What matters to Amazon are many of the same things that matter to many other companies.
“For most businesses, the issue of location choice now is driven by labor: Will we be able to attract the white collar skills we need?” said Peter Cappelli, director of Wharton’s School’s Center for Human Resources. “For unskilled or semi-skilled jobs, will we be able to get it at a price we want to pay? No business goes to the Silicon Valley or New York City because it is cheap; they go because of the labor supply.”
“It boils down to access to clients, access to labor force, access to suppliers — these all play a role in these decisions,” said Christopher Thornberg, founding partner of Beacon Economics.
The proposal says Amazon has a preference for metropolitan areas with more than one million people, a “stable and business-friendly environment,” urban or suburban locations with the potential to attract and retain strong technical talent, communities that think “big and creatively” when considering locations and real estate options.
Amazon has also made no secret of the fact that part of this exercise is about getting as much as it can in tax breaks and other incentives from the winning city.
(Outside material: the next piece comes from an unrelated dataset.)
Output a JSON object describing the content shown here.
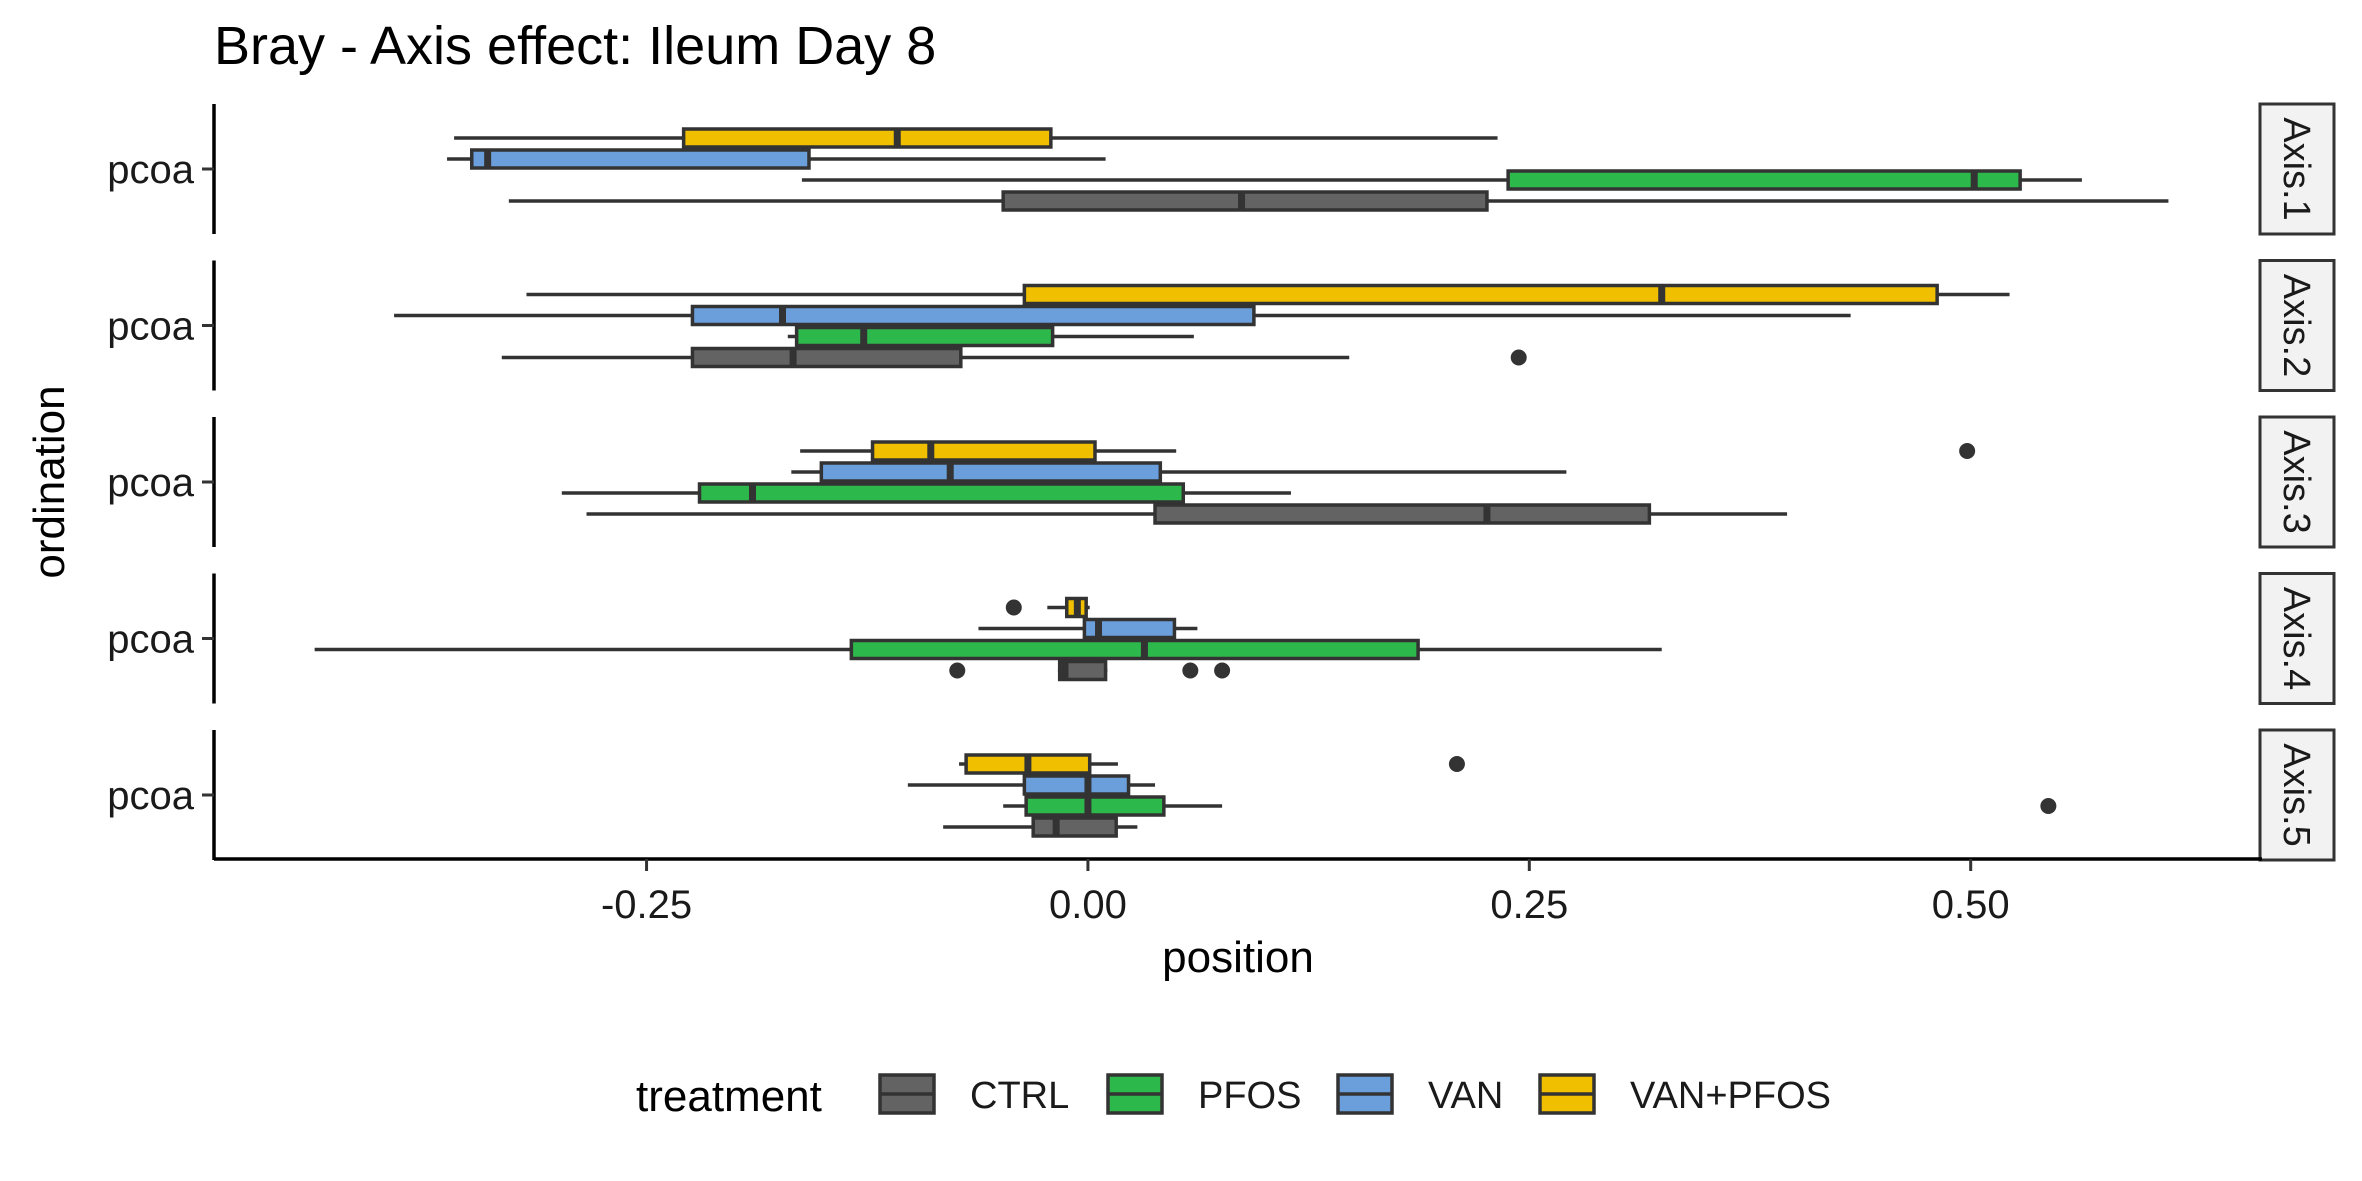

Prof. Cappelli said businesses also often explore to what extent local and state governments can influence issues such as infrastructure and worker training. He said, “It is certainly true that business sees local governments at the final stage as a kind of vendor, and they are not above playing coy, pretending that they have more options than they actually see, and playing them off against each other.”
A decision is expected sometime in 2018.
DISCUSSION QUESTIONS: What should be Amazon’s primary considerations in its search for a second North American headquarters? Are you a fan of the sweepstakes nature of the search?